该列表充满了潜在的漏洞。如果最终用户可以控制传递的参数，并且您可以通过shell进行操作，则他们可以执行任意命令 ，甚至可以进行完全的shell访问 。即使在其他情况下，您也必须依靠外壳程序的解析，这会引入不必要的间接访问。

()

To ensure spawning subprocess is done securely, do not use the shell in between. If you need any of the operations I listed above as part of your command — wildcards, pipes, etc. — you will need to take care of them in your code; most languages have those features built-in.

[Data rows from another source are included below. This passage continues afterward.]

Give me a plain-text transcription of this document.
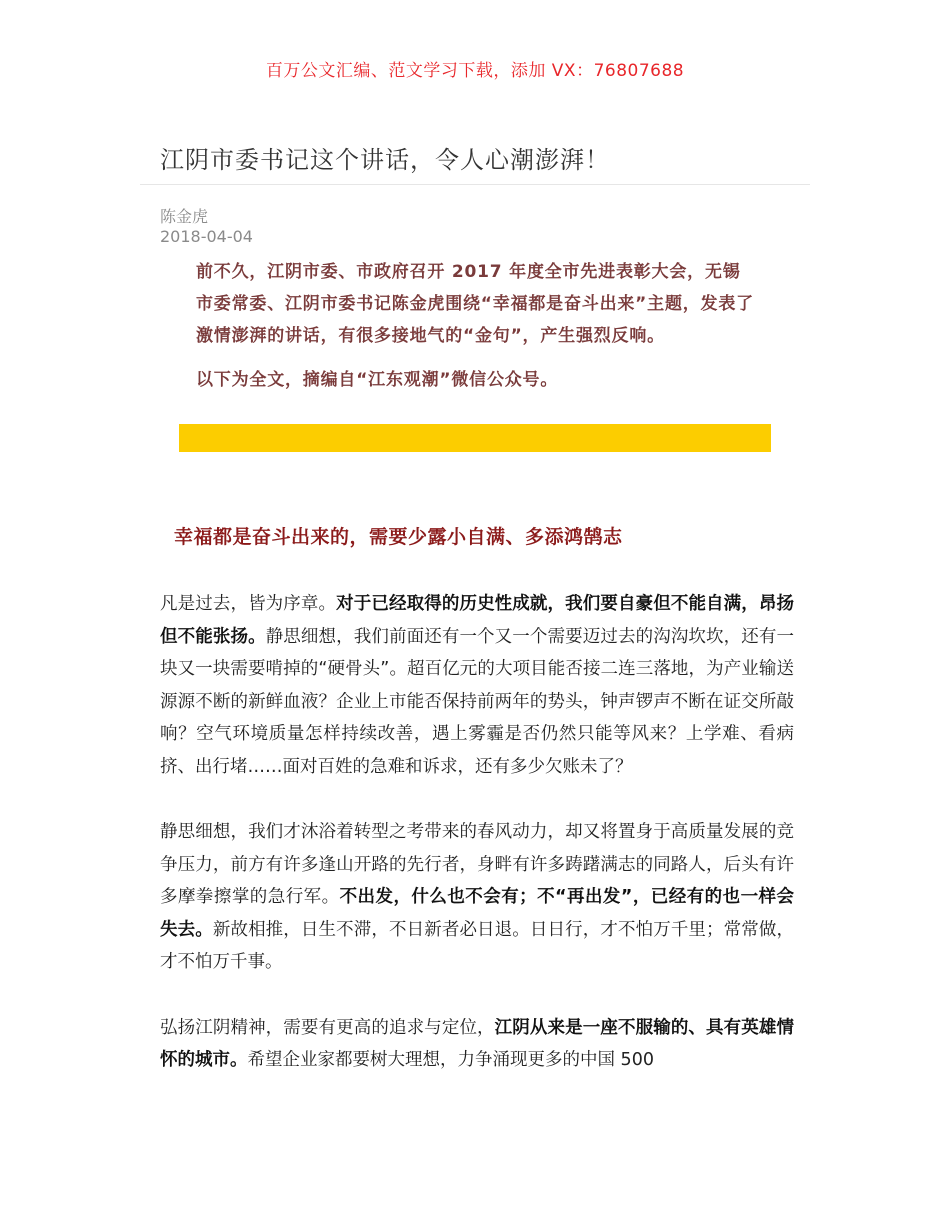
百万公文汇编、范文学习下载，添加 VX：76807688
江阴市委书记这个讲话，令人心潮澎湃！
陈金虎
2018-04-04

前不久，江阴市委、市政府召开 2017 年度全市先进表彰大会，无锡市委常委、江阴市委书记陈金虎围绕“幸福都是奋斗出来”主题，发表了激情澎湃的讲话，有很多接地气的“金句”，产生强烈反响。

以下为全文，摘编自“江东观潮”微信公众号。

幸福都是奋斗出来的，需要少露小自满、多添鸿鹄志

凡是过去，皆为序章。对于已经取得的历史性成就，我们要自豪但不能自满，昂扬但不能张扬。静思细想，我们前面还有一个又一个需要迈过去的沟沟坎坎，还有一块又一块需要啃掉的“硬骨头”。超百亿元的大项目能否接二连三落地，为产业输送源源不断的新鲜血液？企业上市能否保持前两年的势头，钟声锣声不断在证交所敲响？空气环境质量怎样持续改善，遇上雾霾是否仍然只能等风来？上学难、看病挤、出行堵……面对百姓的急难和诉求，还有多少欠账未了？

静思细想，我们才沐浴着转型之考带来的春风动力，却又将置身于高质量发展的竞争压力，前方有许多逢山开路的先行者，身畔有许多踌躇满志的同路人，后头有许多摩拳擦掌的急行军。不出发，什么也不会有；不“再出发”，已经有的也一样会失去。新故相推，日生不滞，不日新者必日退。日日行，才不怕万千里；常常做，才不怕万千事。

弘扬江阴精神，需要有更高的追求与定位，江阴从来是一座不服输的、具有英雄情怀的城市。希望企业家都要树大理想，力争涌现更多的中国 500
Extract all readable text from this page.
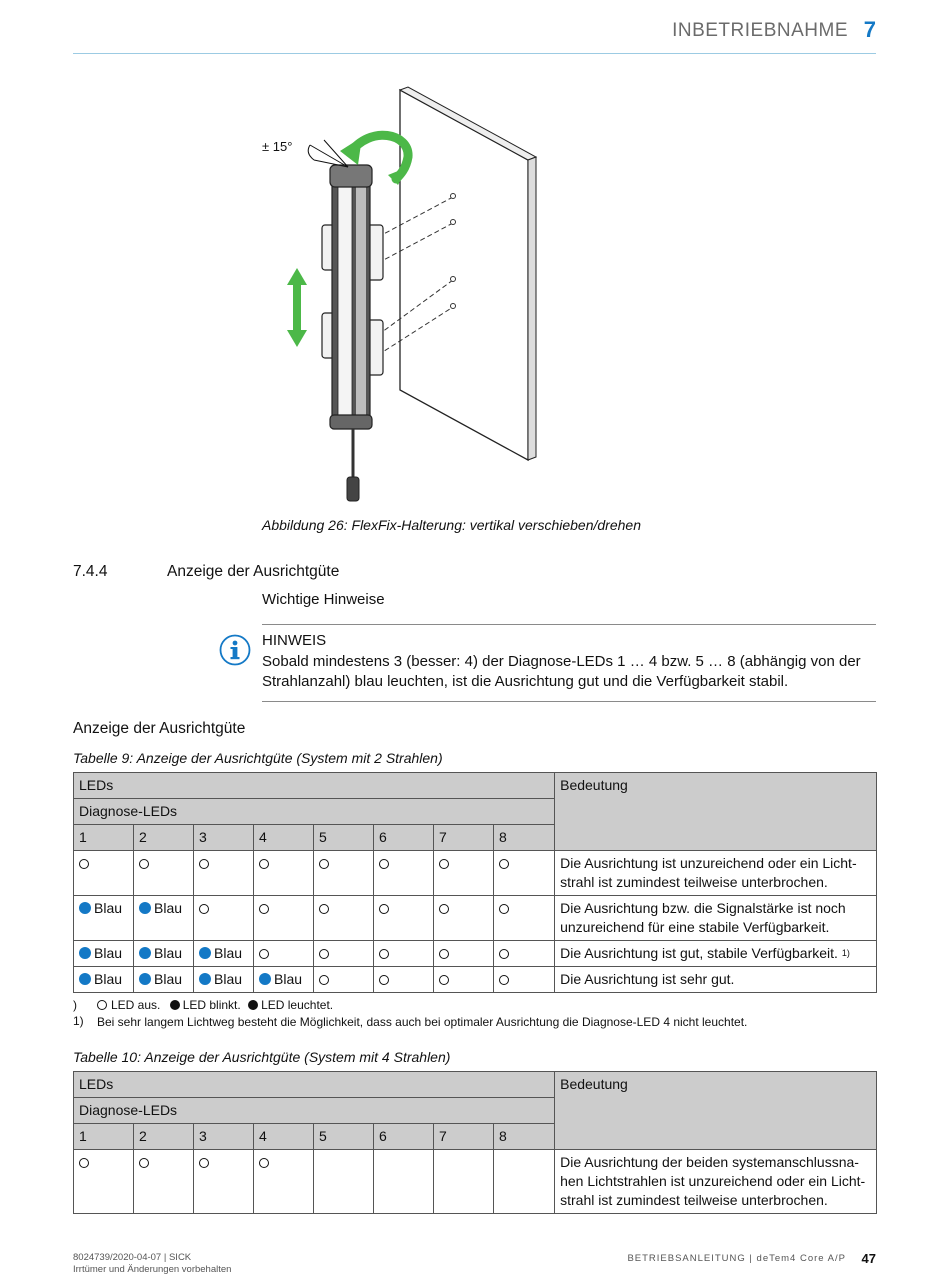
INBETRIEBNAHME 7
± 15°
Abbildung 26: FlexFix-Halterung: vertikal verschieben/drehen
7.4.4	Anzeige der Ausrichtgüte
Wichtige Hinweise
HINWEIS
Sobald mindestens 3 (besser: 4) der Diagnose-LEDs 1 … 4 bzw. 5 … 8 (abhängig von der Strahlanzahl) blau leuchten, ist die Ausrichtung gut und die Verfügbarkeit stabil.
Anzeige der Ausrichtgüte
Tabelle 9: Anzeige der Ausrichtgüte (System mit 2 Strahlen)
LEDs								Bedeutung
Diagnose-LEDs								
1	2	3	4	5	6	7	8	
								Die Ausrichtung ist unzureichend oder ein Licht-strahl ist zumindest teilweise unterbrochen.
Blau	Blau							Die Ausrichtung bzw. die Signalstärke ist noch unzureichend für eine stabile Verfügbarkeit.
Blau	Blau	Blau						Die Ausrichtung ist gut, stabile Verfügbarkeit. $^{1)}$
Blau	Blau	Blau	Blau					Die Ausrichtung ist sehr gut.
)	LED aus. LED blinkt. LED leuchtet.
1) Bei sehr langem Lichtweg besteht die Möglichkeit, dass auch bei optimaler Ausrichtung die Diagnose-LED 4 nicht leuchtet.
Tabelle 10: Anzeige der Ausrichtgüte (System mit 4 Strahlen)
LEDs								Bedeutung
Diagnose-LEDs								
1	2	3	4	5	6	7	8	
								Die Ausrichtung der beiden systemanschlussna-hen Lichtstrahlen ist unzureichend oder ein Licht-strahl ist zumindest teilweise unterbrochen.
8024739/2020-04-07 | SICK
Irrtümer und Änderungen vorbehalten
BETRIEBSANLEITUNG | deTem4 Core A/P 47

为确保安全完成产卵子过程， 请勿在之间使用外壳 。如果您需要我在命令中列出的上述任何操作（通配符，管道等），则需要在代码中加以注意；大多数语言都内置了这些功能。

In C (Unix) 在C（Unix）中

posix_spawn(). This also lets you communicate with the process if you open a pipe and make it stdout of the child process. Never use

posix_spawn（） 。如果您打开管道并使其成为子进程的标准输出，这也使您可以与该进程进行通信。切勿使用

system().

system（） 。

In Python 在Python中

Use the subprocess module. Always pass

shell=False and give it a

list of arguments. With asyncio, use

asyncio.create_subprocess_exec (and not

_shell), but note it takes

*args and not a list. Never use

os.system and

os.popen.

使用子流程模块。始终传递

shell = False并为其提供参数

列表。对于asyncio，请使用

asyncio.create_subprocess_exec （而不是

_shell ），但请注意，它使用

* args而不是列表。切勿使用

os.system和

os.popen 。

In Ruby 在Ruby中

IO.popen. Pass multiple arguments to

IO.popen 。将多个参数传递给

system() (

system（） （

system(["ls", "ls"]) or

system（[“ ls”， “ ls”]）或

system("ls", "-l")). Never use

system（“ ls”， “ -l”） ）。切勿使用

%x{command} or backticks.

％x {command}或反引号。

In Java 在Java中

Runtime.exec. Pass multiple arguments or list to

Runtime.exec 。将多个参数或列表传递给

ProcessBuilder.

ProcessBuilder 。

In PHP 在PHP中

All the standard methods go through the shell. Try

escapeshellcmd(),

escapeshellarg() — or better, switch to Python. Or anything, really.

所有标准方法都通过外壳。尝试使用

escapeshellcmd（） ，

escapeshellarg（）或更好的方法，切换到Python。还是什么，真的。

In Go 在围棋

os/exec and

os / exec和

os.StartProcess are safe.

os.StartProcess是安全的。

In Node.js 在Node.js中

Use

child_process.execFile or

child_process.spawn with

shell set to false.

使用

将

shell设置为false的

child_process.execFile或

child_process.spawn 。

Elsewhere 别处

You should be able to specify multiple strings (using variadic arguments,

arrays, or otherwise standard data structures of your language of choice) as

the command line. Otherwise, you might be running into something

shell-related.

您应该能够指定多个字符串（使用可变参数，

数组或您选择的语言的其他标准数据结构）

命令行。否则，您可能会遇到一些麻烦

与外壳相关。

()

On Windows, argument lists are always passed to processes as strings (Python joins them semi-intelligently if it gets a list). Redirections and variables work in shell mode, but globs (asterisks) are always left for the called process to handle.

在Windows上，参数列表始终以字符串的形式传递给进程（如果得到列表，Python将以半智能方式将其连接）。重定向和变量在Shell模式下工作，但是始终保留全局字符（星号）供调用的进程处理。

Some useful functions are implemented as shell built-ins — in that case, you need to call it via the shell.

一些有用的功能是作为Shell内置的实现的，在这种情况下，您需要通过Shell调用它。

Internals: There is no fork() on Windows. Instead, CreateProcess(), ShellExecute(), or lower-level spawn*() functions are used. cmd.exe /c is called in shell calls.

内幕：Windows上没有fork（） 。而是使用CreateProcess（） ， ShellExecute（）或较低级别的spawn *（）函数。在外壳程序调用中调用cmd.exe / c 。

Unless your operating system does not implement copy-on-write forking — in that case, you might even run out of memory if you use too much of it.

除非您的操作系统未实现写时复制分叉-在这种情况下，如果过多使用它，甚至可能会耗尽内存。

execve(), which takes an exact path, an array of arguments, and takes environment variables as input. Other variants can also perform a execve（） ，它采用精确路径，参数数组并以环境变量作为输入。其他变体也可以执行$PATH search, take argv as variadic arguments, and inherit environment from the current process. $ PATH搜索，将argv作为可变参数，并从当前进程继承环境。 execl() does the last two.execl（）执行最后两个。